Der Übeltäter ist tar und nicht gzip. Da muss man aber auch erst einmal darauf kommen. Ich habe einfach mal geraten.

Wenn ich einen Symlink auf busybox setze, läuft emerge ohne Probleme durch. Hängt das mit dem zuletzt angebotenen Update auf gcc-4.9.4 zusammen?

Falls ja, wie komme ich um den kompletten Neubau des Systems herum? Jemand eine Idee? Ich würde den Symlink ungern eine Leben lang auf busybox gesetzt lassen.

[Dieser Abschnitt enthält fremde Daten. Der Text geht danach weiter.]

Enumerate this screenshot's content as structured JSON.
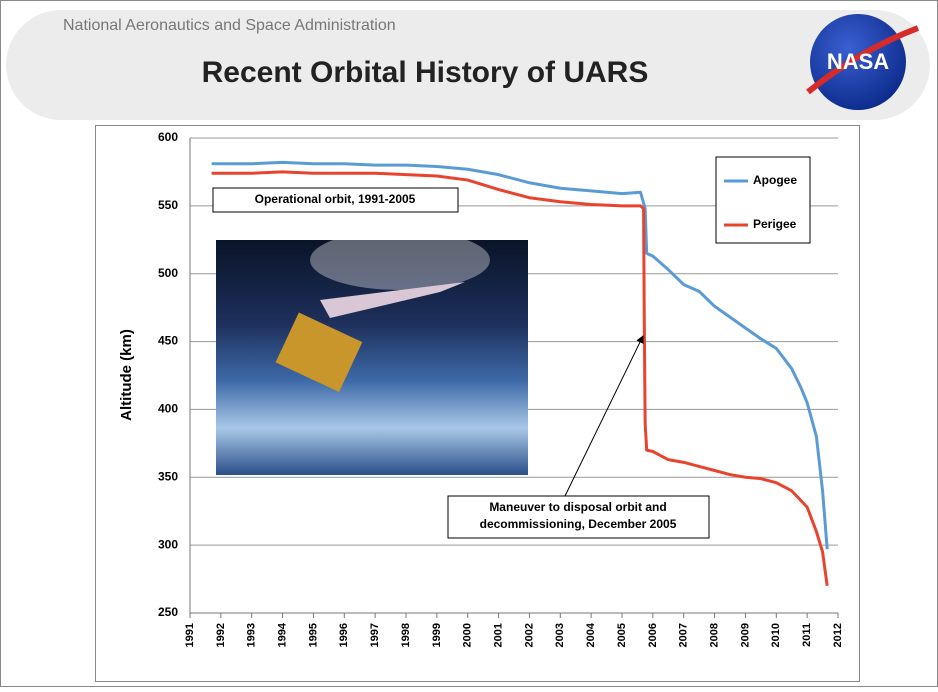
{
  "header": {
    "agency": "National Aeronautics and Space Administration",
    "title": "Recent Orbital History of UARS",
    "logo_text": "NASA"
  },
  "chart_data": {
    "type": "line",
    "y_label": "Altitude (km)",
    "xlim": [
      1991,
      2012
    ],
    "xticks": [
      1991,
      1992,
      1993,
      1994,
      1995,
      1996,
      1997,
      1998,
      1999,
      2000,
      2001,
      2002,
      2003,
      2004,
      2005,
      2006,
      2007,
      2008,
      2009,
      2010,
      2011,
      2012
    ],
    "ylim": [
      250,
      600
    ],
    "yticks": [
      250,
      300,
      350,
      400,
      450,
      500,
      550,
      600
    ],
    "grid": true,
    "legend": "upper right",
    "annotations": [
      {
        "text": [
          "Operational orbit, 1991-2005"
        ]
      },
      {
        "text": [
          "Maneuver to disposal orbit and",
          "decommissioning, December 2005"
        ]
      }
    ],
    "series": [
      {
        "name": "Apogee",
        "color": "#5b9bd5",
        "x": [
          1991.7,
          1992,
          1993,
          1994,
          1995,
          1996,
          1997,
          1998,
          1999,
          2000,
          2001,
          2002,
          2003,
          2004,
          2005,
          2005.6,
          2005.75,
          2005.8,
          2006,
          2006.5,
          2007,
          2007.5,
          2008,
          2008.5,
          2009,
          2009.5,
          2010,
          2010.5,
          2010.8,
          2011,
          2011.3,
          2011.5,
          2011.65
        ],
        "values": [
          581,
          581,
          581,
          582,
          581,
          581,
          580,
          580,
          579,
          577,
          573,
          567,
          563,
          561,
          559,
          560,
          548,
          515,
          513,
          503,
          492,
          487,
          476,
          468,
          460,
          452,
          445,
          430,
          416,
          405,
          380,
          340,
          297
        ]
      },
      {
        "name": "Perigee",
        "color": "#e8432f",
        "x": [
          1991.7,
          1992,
          1993,
          1994,
          1995,
          1996,
          1997,
          1998,
          1999,
          2000,
          2001,
          2002,
          2003,
          2004,
          2005,
          2005.6,
          2005.7,
          2005.72,
          2005.75,
          2005.8,
          2006,
          2006.5,
          2007,
          2007.5,
          2008,
          2008.5,
          2009,
          2009.5,
          2010,
          2010.5,
          2011,
          2011.3,
          2011.5,
          2011.65
        ],
        "values": [
          574,
          574,
          574,
          575,
          574,
          574,
          574,
          573,
          572,
          569,
          562,
          556,
          553,
          551,
          550,
          550,
          548,
          470,
          390,
          370,
          369,
          363,
          361,
          358,
          355,
          352,
          350,
          349,
          346,
          340,
          328,
          310,
          295,
          270
        ]
      }
    ]
  }
}
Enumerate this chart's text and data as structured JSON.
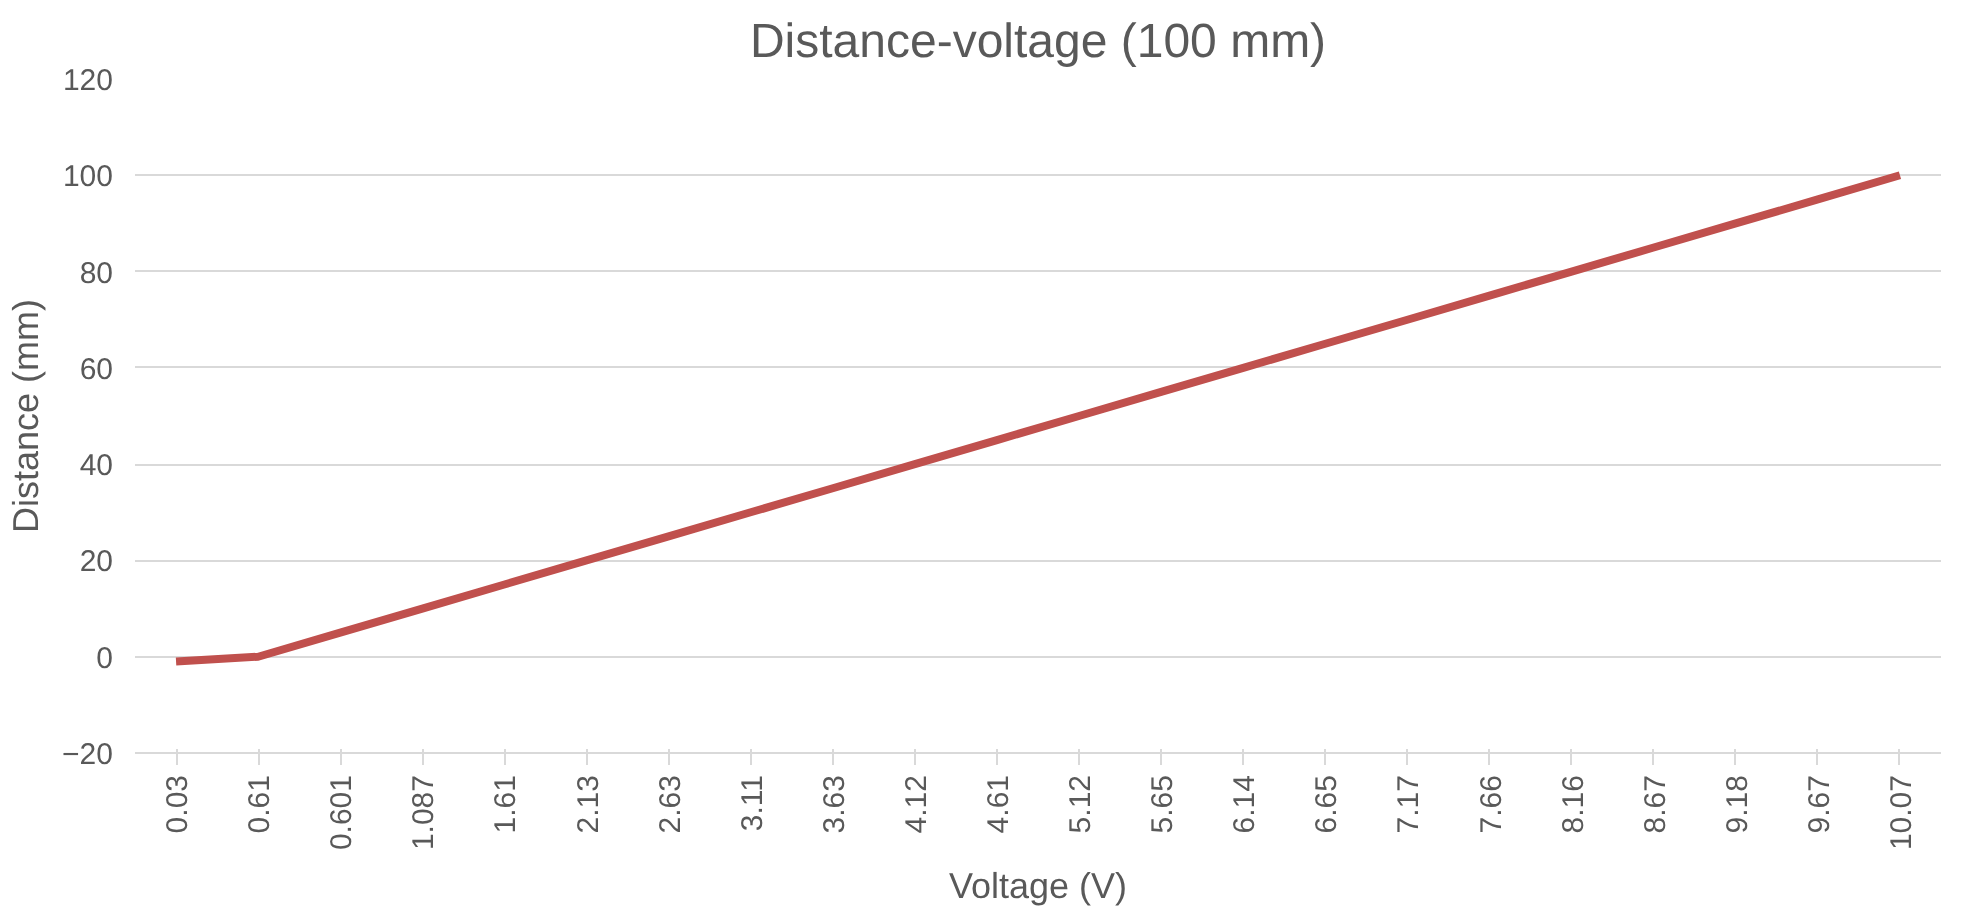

edit:  Ich glaube ich selbst bin der Übeltäter. Vor einer Weile bin ich mit der VM von einer Maschine zur nächsten gezogen. Es sind beides mal core i7-CPUs verbaut. Was ich nicht bedacht habe ist jedoch, dass die CPUFLAGS nicht mehr stimmen. Scheinbar macht die neue CPU kein sse3 mehr. Muss ich wohl oder übel doch das ganze System neu bauen.

Ich berichte, wenn der Fehler damit behoben werden kann.

edit #2 --> Lösung: Auch ein komplettes Neubauen des betroffenen Systems hat keine Änderung gebracht. Ich habe aber gelesen, dass es ein hässlicher Bug ist. Nachzulesen hier https://bugs.gentoo.org/show_bug.cgi?id=583576 und unter https://forums.gentoo.org/viewtopic-t-1045082-view-previous.html?sid=1fcee45b3019de77a3f93c6bab7bc1e5.

Lösung bei mir war jetzt, sich per SSH an dem Rechner anzumelden (als normaler Nutzer), dann su - und das cyrus-sasl emergen. Was für ein Mist...[/url]

----------